When an actor is in training, we are bringing into a classroom a finished product of a person that’s accumulated over however many years we’re alive, right? So, Julia Crockett has this special freak package… I call it a freak package… that is our special collection of habits. The way we walk, the way we stand, the way we move, the way we hold ourselves, our carriage, our mannerisms, and that’s the accumulation of a lifetime of information and psychology and experience.
And so, when we start to do training, we have to do some clearing out of that. Not to neutralize but to make space for experience, right? So when we get a play and we get a character, we’re given the psychology and we have to create the body, does that make sense?
And so, with an actor, the first thing that we do besides getting them to move and getting them to kind of clear out their own stuff, is talk about where they see the psychology of the character and where I see it. What significant things about this person would inform their physicality.
And then there are sort of three categories that I make sure every actor tries to flush out. Which would be what is this person’s structure? So, if we were to see a silhouette of them or shine a light from behind, what would actually the shape of them be? And included in that is their gait, how they walk or their carriage. The second thing is what is their internal essence? And then the third is what are their mannerisms? And we start to kind of try different things on. Like, try leading with this part of your body, or try this kind of drive internalized, or let’s work with a metaphor of something. And sometimes it feels like swinging spaghetti at the wall at first until you’re like, “Ah, oh my gosh, that was him. That was him.” And we both will feel like, “That was it. That was it!” And then it kind of flushes out from there.

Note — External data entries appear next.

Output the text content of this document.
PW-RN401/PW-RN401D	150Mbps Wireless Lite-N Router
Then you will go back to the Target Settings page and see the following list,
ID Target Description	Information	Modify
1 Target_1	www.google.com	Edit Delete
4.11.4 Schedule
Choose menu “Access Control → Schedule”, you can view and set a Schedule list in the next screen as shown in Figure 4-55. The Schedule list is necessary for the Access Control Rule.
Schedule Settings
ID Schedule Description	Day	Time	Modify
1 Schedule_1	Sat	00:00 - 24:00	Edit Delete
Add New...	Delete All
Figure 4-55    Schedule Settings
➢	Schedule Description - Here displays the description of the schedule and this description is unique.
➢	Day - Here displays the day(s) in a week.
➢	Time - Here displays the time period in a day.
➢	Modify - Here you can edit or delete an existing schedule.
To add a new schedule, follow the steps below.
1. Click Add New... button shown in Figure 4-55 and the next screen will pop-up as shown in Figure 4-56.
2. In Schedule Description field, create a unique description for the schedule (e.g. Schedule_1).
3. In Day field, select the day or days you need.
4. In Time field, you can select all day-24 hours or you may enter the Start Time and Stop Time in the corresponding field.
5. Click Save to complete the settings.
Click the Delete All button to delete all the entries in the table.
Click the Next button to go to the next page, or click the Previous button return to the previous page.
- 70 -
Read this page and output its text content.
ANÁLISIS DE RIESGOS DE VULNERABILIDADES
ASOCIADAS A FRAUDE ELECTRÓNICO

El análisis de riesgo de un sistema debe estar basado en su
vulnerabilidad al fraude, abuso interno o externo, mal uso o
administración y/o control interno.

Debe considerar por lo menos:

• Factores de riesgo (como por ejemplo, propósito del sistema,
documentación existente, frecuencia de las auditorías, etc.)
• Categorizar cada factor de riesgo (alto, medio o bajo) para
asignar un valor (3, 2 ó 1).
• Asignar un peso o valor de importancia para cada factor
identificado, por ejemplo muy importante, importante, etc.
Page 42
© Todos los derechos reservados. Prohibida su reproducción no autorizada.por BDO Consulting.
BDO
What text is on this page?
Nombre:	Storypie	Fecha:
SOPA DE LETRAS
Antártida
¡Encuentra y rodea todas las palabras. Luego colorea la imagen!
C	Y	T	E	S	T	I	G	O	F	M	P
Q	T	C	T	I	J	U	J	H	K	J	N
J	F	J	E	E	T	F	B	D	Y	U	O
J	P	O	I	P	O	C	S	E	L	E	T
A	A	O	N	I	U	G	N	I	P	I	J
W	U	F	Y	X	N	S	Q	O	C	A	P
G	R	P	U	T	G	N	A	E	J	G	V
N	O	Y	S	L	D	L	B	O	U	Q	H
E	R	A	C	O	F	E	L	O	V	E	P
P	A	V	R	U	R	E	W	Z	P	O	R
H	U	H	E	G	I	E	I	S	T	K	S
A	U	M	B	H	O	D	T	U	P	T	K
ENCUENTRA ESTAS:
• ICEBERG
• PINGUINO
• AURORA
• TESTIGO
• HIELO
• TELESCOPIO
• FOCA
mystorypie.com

You’ve taught actors for a while now and you’ve been around them for most of your life. Do you have any advice that you can give out that might help someone who is struggling with it?
Julia Crockett: I have been talking about this with a client who’s a very successful working actor right now. She and I have been talking about this idea of the work… the work on yourself that an actor has to do. The daydreaming, the physical conditioning and training, the kind of the work on yourself as really being the project.
The work on yourself is this ocean, right? The training, the self-training is this ocean. And the jobs are just little boats that are floating on this ocean that will come and will go. And sometimes it’s really crowded, there’s a lot of boats to deal with. And sometimes it’s just the ocean.
But if you reframe that… the job itself is not the thing that I’m after, it’s the process. The perpetual process of investigation, letting go, activating my creativity. If that process becomes the point, you’re really liberated from the highs and the lows of what it is to be an actor and the peaks and the valleys.
And that’s within your control. That’s something that you have agency over. As an actor I really struggled with not having agency. A painter can go into a room and just paint. And I kept feeling like, “Why can’t I just go into a studio and act? I need all these things. I need people. I need permission to do it. I need a space to do it in. I need somebody behind a camera. I need a camera. Or I need a theater with lights.”
But if the project is actually the work on yourself, then you are in charge of that. And that’s where I think real longevity in a career comes from.